Wie viele der Getöteten und Vertriebenen der Regierung (etc.), und wie viele den Rebellen zuzurechnen sind, läßt sich nicht ermitteln.

6. Ursachen des Darfur-Konflikts

- Darfur hatte 1900 etwa 300.000 Einwohner; 1956 waren es 1,5 Mio; heute 7,6 Mio. Folge: Unsustainable environmental degradation, Konflikt zwischen Seßhaften und Nomaden; zusätzlich: Desertifizierung

- 1987-89 war Darfur die am. Basis für den Kampf um Tschad; damals (wie heute) auch andere ausl. Akteure. Seitdem awash with weapons

- Zaghawa und Masalit leben diesseits und jenseits der Grenze

- die Frage, ob und inwieweit “arabische“ und “afrikanische“ Identität eine Rolle spielen, ist umstritten. Tribale Identitäten sind in hohem Maße Schöpfung der Kolonialzeit. Haupttrennungslinie sind landbesitzende “Stämme“, und nomadische “Stämme“. Tribale “Identität“ ist fluide, ist kein naturwissenschaftlicher Begriff, und wird in Konfliktsituationen verstärkt. Die Einwanderungstheorien (Araber aus dem Niltal) sind in der Wissenschaft seit langem aufgegeben, leben aber in Medienberichten fort.
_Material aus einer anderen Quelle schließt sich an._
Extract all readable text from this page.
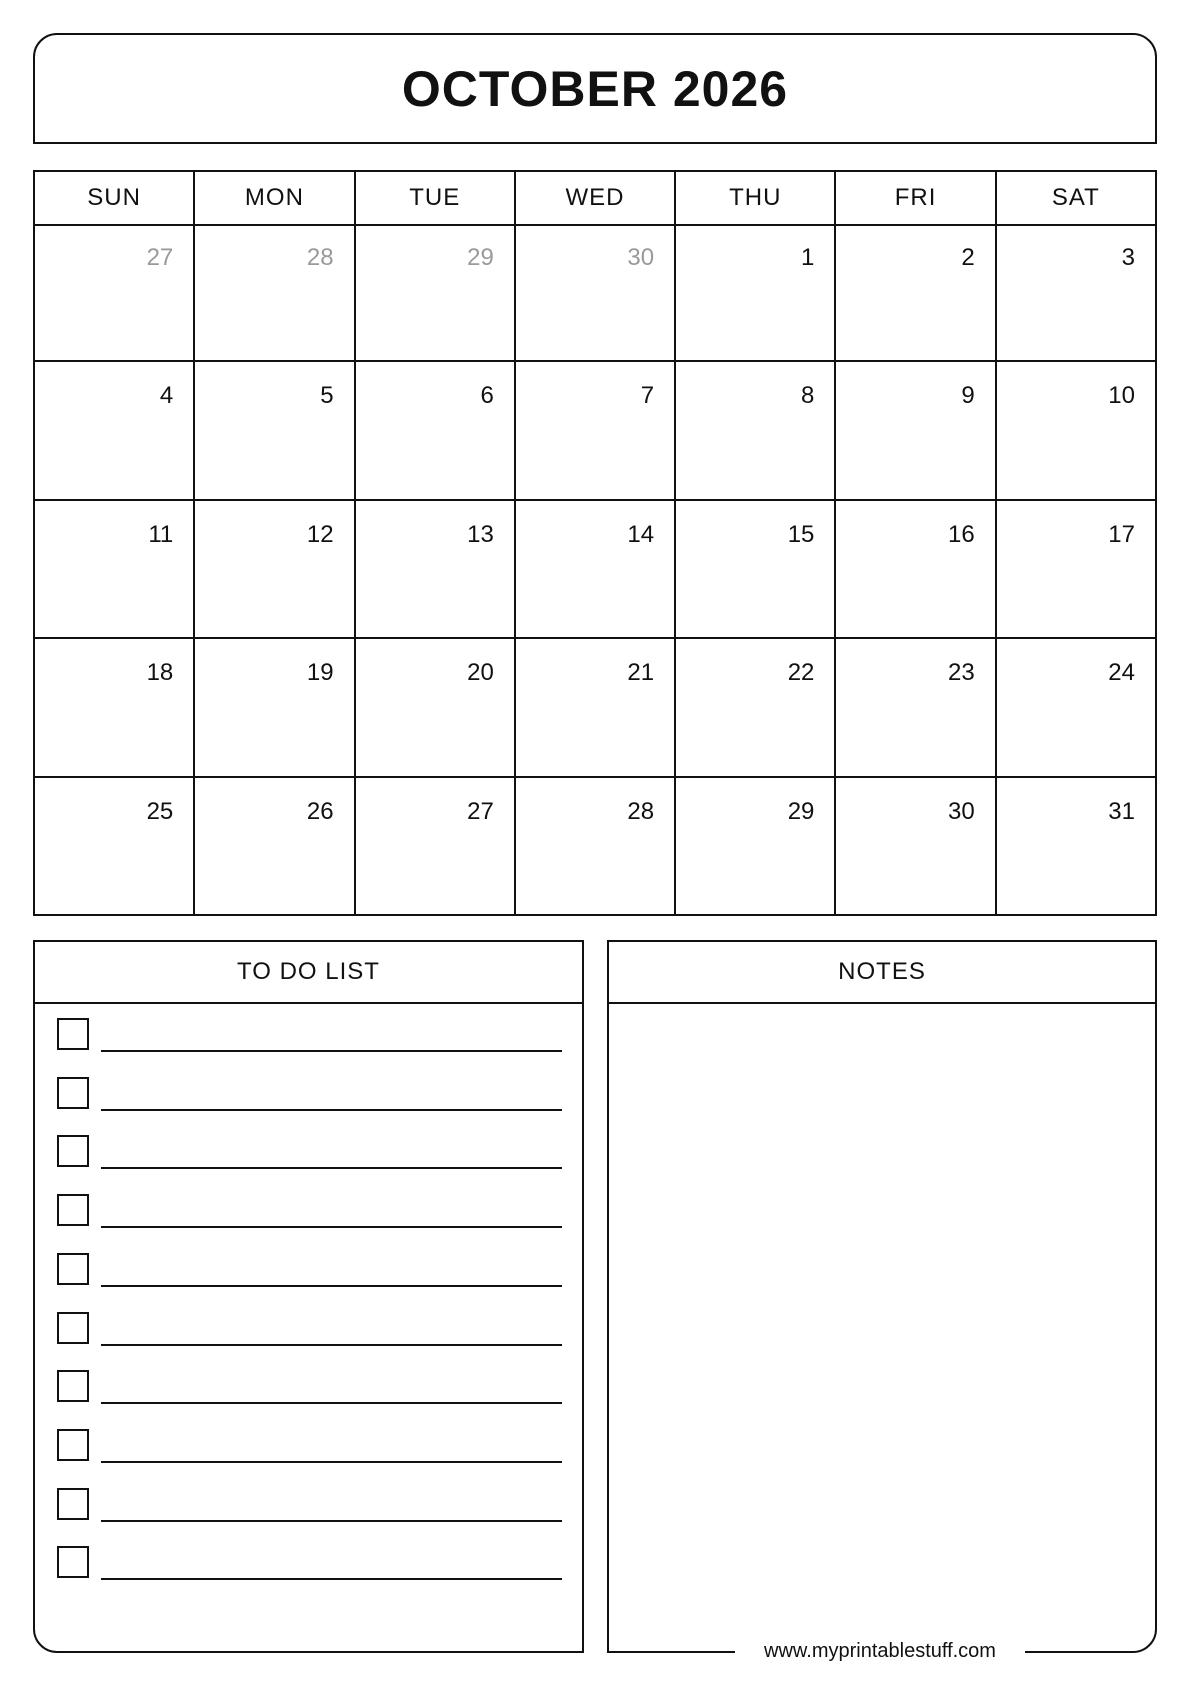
OCTOBER 2026
SUN	MON	TUE	WED	THU	FRI	SAT
27	28	29	30	1	2	3
4	5	6	7	8	9	10
11	12	13	14	15	16	17
18	19	20	21	22	23	24
25	26	27	28	29	30	31
TO DO LIST	NOTES
www.myprintablestuff.com
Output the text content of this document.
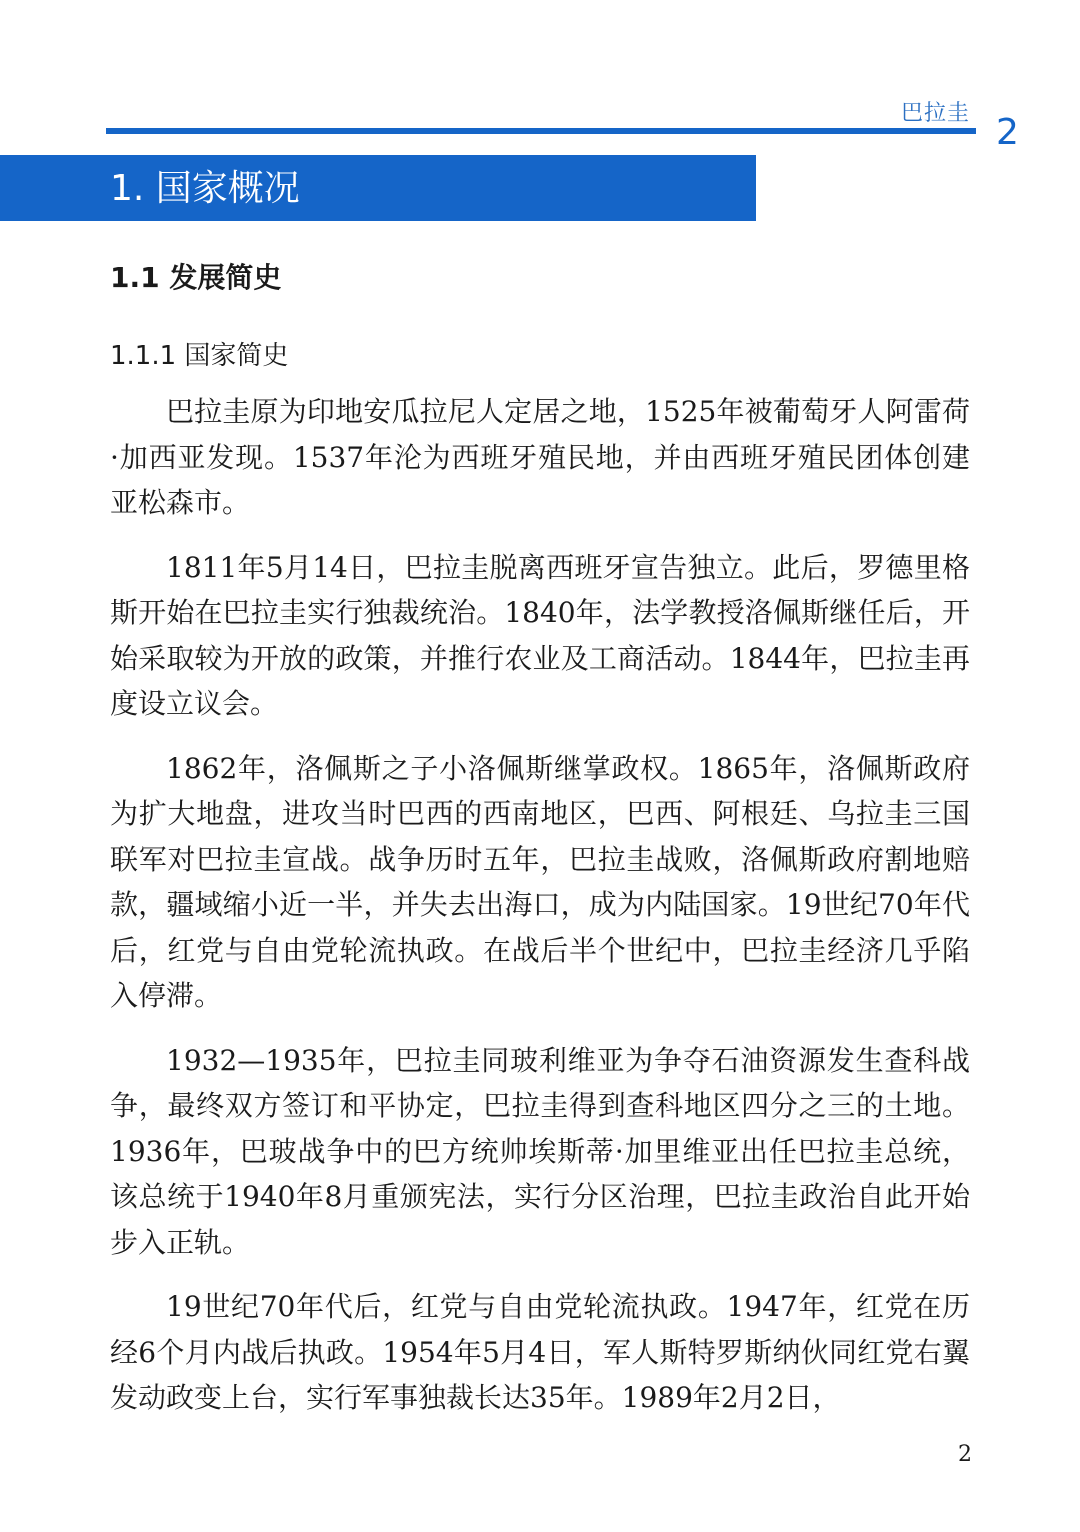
巴拉圭 2
1. 国家概况
1.1 发展简史
1.1.1 国家简史

巴拉圭原为印地安瓜拉尼人定居之地，1525年被葡萄牙人阿雷荷·加西亚发现。1537年沦为西班牙殖民地，并由西班牙殖民团体创建亚松森市。

1811年5月14日，巴拉圭脱离西班牙宣告独立。此后，罗德里格斯开始在巴拉圭实行独裁统治。1840年，法学教授洛佩斯继任后，开始采取较为开放的政策，并推行农业及工商活动。1844年，巴拉圭再度设立议会。

1862年，洛佩斯之子小洛佩斯继掌政权。1865年，洛佩斯政府为扩大地盘，进攻当时巴西的西南地区，巴西、阿根廷、乌拉圭三国联军对巴拉圭宣战。战争历时五年，巴拉圭战败，洛佩斯政府割地赔款，疆域缩小近一半，并失去出海口，成为内陆国家。19世纪70年代后，红党与自由党轮流执政。在战后半个世纪中，巴拉圭经济几乎陷入停滞。

1932—1935年，巴拉圭同玻利维亚为争夺石油资源发生查科战争，最终双方签订和平协定，巴拉圭得到查科地区四分之三的土地。1936年，巴玻战争中的巴方统帅埃斯蒂·加里维亚出任巴拉圭总统，该总统于1940年8月重颁宪法，实行分区治理，巴拉圭政治自此开始步入正轨。

19世纪70年代后，红党与自由党轮流执政。1947年，红党在历经6个月内战后执政。1954年5月4日，军人斯特罗斯纳伙同红党右翼发动政变上台，实行军事独裁长达35年。1989年2月2日，

2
-Aufhebung der “Native Administration“ 1971, mit 2 Folgen: Tribale Konfliktlösungsmechanismen nicht mehr möglich; zugleich Auflösung der schnell und überall einsetzbaren horse-mounted company (1000 Mann), Nyala.
- Marginalisierung Darfurs und ungenügende Dezentralisierung

7. Kosten

In den Flüchtlingslagern arbeiten etwa 14.000 aid workers; Kosten pro Jahr 800 Mio $. Ferner UNAMID mit 26.000 Soldaten und Polizisten

8. Diskrepanz zwischen Realität und Wahrnehmung

Mamdani, einer der (whatever that means) weltweit “Top 100 Public Intellectuals“, noch vor Noam Chomsky und dem Papst, stellt in einem kürzlich erschienen aufsehenerregenden akademischen Buch die komplexe Geschichte und Hintergründe des Konflikts dar. Er vergleicht ihn mit den ca. 5 Mio Toten der letzten Jahre in Ostkongo (andere Schätzungen sprechen von 3,9 Mio Toten von 1998 bis 2004), und den durch die am. Invasion Iraks getöteten Menschen (deutlich mehr als in Darfur, und von ihnen deutlich mehr durch Gewalt), und fragt, warum von diesen 3 Konflikten nur ein einziger weltweite Aufmerksamkeit und Empörung findet. Er fragt ferner, warum der ICC im Konflikt in Norduganda einen Haftbefehl nur gegen eine Seite erlassen hat.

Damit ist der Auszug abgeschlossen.